Oh, surely, surely, I cried to myself, we ought to find some means of possessing the past more fully and completely than we do. Life is not worth living for many of us if a want so desperate and yet so natural can never be satisfied. Memory is but a poor, rudimentary thing that we had better be without, if it can only lead us to the verge of consummation like this, and madden us with a desire it cannot slake. The touch of a vanished hand, the sound of a voice that is still, the tender grace of a day that is dead, should be ours forever, at out beck and call, by some exquisite and quite conceivable illusion of the senses.
Alas! alas! I have hardly the hope of ever meeting my beloved ones again in another life. Oh, to meet their too dimly remembered forms in this, just as they once were, by some trick of my own brain! To see them with the eye, and hear them with the ear, and tread with them the old obliterated ways as in a waking dream! It would be well worth going mad to become such a self-conjurer as that.
Thus musing sadly, I reached St. Cloud, and that, at least, and the Boulogne that led me to it, had not been very perceptibly altered, and looked as though I had only left them a week ago. The sweet aspect from the bridge, on either side and beyond, filled me with the old enchantment. There, at least, the glory had not departed.

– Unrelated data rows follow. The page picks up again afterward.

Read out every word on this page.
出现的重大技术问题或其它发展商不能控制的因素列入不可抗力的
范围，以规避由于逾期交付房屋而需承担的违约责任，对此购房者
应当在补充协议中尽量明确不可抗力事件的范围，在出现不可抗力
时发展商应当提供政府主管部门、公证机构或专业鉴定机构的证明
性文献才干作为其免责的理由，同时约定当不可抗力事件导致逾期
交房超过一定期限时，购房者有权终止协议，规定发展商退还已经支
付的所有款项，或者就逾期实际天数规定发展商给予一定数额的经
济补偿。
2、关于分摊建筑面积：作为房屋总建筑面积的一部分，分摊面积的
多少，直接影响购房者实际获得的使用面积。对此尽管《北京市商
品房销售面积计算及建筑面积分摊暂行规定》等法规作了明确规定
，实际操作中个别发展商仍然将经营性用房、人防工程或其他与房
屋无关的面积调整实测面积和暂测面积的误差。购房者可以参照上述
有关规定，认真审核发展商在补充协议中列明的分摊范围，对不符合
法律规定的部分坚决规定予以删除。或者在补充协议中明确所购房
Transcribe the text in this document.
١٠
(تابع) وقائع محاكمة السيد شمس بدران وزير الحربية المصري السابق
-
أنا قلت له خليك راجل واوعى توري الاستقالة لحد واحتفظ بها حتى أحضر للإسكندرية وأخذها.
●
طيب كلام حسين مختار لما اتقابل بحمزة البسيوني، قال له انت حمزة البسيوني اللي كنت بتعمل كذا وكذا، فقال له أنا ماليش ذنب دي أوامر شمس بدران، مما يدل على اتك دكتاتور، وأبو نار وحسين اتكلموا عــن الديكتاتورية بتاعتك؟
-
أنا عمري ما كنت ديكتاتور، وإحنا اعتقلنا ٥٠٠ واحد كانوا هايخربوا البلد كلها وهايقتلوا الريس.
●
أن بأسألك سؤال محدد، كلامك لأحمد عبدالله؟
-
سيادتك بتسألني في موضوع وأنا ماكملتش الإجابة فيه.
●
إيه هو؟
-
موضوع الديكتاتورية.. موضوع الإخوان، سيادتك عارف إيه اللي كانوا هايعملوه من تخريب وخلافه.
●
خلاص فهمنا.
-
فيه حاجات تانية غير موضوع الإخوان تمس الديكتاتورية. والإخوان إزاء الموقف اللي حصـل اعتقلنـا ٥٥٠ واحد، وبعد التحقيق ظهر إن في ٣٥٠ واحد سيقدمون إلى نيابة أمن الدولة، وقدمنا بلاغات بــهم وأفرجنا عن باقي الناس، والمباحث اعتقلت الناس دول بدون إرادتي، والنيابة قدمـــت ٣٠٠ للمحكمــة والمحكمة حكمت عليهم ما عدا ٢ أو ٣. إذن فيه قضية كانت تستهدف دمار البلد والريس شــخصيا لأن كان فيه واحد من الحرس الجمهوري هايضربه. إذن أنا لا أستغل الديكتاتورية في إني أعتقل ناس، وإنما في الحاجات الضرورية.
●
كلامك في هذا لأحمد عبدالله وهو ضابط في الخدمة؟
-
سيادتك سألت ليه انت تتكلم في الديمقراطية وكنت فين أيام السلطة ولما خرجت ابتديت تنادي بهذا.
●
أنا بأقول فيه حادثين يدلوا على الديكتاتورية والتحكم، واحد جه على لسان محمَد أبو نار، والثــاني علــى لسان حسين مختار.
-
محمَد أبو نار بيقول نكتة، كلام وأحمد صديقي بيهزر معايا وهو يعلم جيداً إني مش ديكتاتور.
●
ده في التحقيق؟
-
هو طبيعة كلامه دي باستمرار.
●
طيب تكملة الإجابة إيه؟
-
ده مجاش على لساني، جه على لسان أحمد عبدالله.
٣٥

I hastened through the gilded gates and up the broad walk to the grand cascade. There, among the lovely wreathed urns and jars of geranium, still sat or reclined or gesticulated, the old, unalterable gods; there squatted the grimly genial monsters in granite and marble and bronze, still spouting their endless gallons for the delectation of hot Parisian eyes. Unchanged, and to all appearance unchangeable (save that they were not nearly so big as I had imagined), their cold, smooth, ironical patience shamed and braced me into better cheer. Beautiful, hideous, whatever you please, they seemed to revel in the very sense of their insensibility of their eternal stability—their stony scorn of time and wind and weather, and the peevish, weak-kneed, short-lived discontent of man. It was good to fondly pat them on the back once more—when one could reach them—and cling to them for a little while, after all the dust and drift and ruin I had been tramping through all day.
Indeed, they woke in me a healthy craving for all but forgotten earthly joys—even for wretched meat and drink—so I went and ordered a sumptuous repast at the Tête Noire—a brand-new Tête Noire, alas! quite white, all in stone and stucco, and without a history!
It was a beautiful sunset. Waiting for my dinner, I gazed out of the first-floor window, and found balm for my disappointed and regretful spirit in all that democratic joyousness of French Sunday life. I had seen it over and over again just like that in the old days; this, at least, was like coming back home to something I had known and loved.
The cafés on the little "Place" between the bridge and the park were full to overflowing. People chatting over their consommations sat right out, almost into the middle of the square, so thickly packed that there was scarcely room for the busy, lively, white-aproned waiters to move between them. The air was full of the scent of trodden grass and macaroons and French tobacco, blown from the park; of gay French laughter and the music of mirlitons; of a light dusty haze, shot with purple and gold by the setting sun. The river, alive with boats and canoes, repeated the glory of the sky, and the well-remembered, thickly-wooded hills rose before me, culminating in the Lanterne de Diogène.
I could have threaded all that maze of trees blindfolded.
Two Roman pifferari came on to the Place and began to play an extraordinary and most exciting melody that almost drew me out of the window; it seemed to have no particular form, no beginning or middle or end; it went soaring higher and higher, like the song of a lark, with never a pause for breath, to the time of a maddening jig—a tarantella, perhaps—always on the strain and stress, always getting nearer and nearer to some shrill climax of ecstasy quite high up and away, beyond the scope of earthly music; while the persistent drone kept buzzing of the earth and the impossibility to escape. All so gay, so sad, there is no name for it!
Two little deformed and discarded-looking dwarfs, beggars, brother and sister, with large toothless gaps for mouths and no upper lip, began to dance; and the crowd laughed and applauded. Higher and higher, nearer and nearer to the impossible, rose the quick, piercing notes of the piffero. Heaven seemed almost within reach—the nirvana of music after its quick madness—the region of the ultra-treble that lies beyond the ken of ordinary human ears!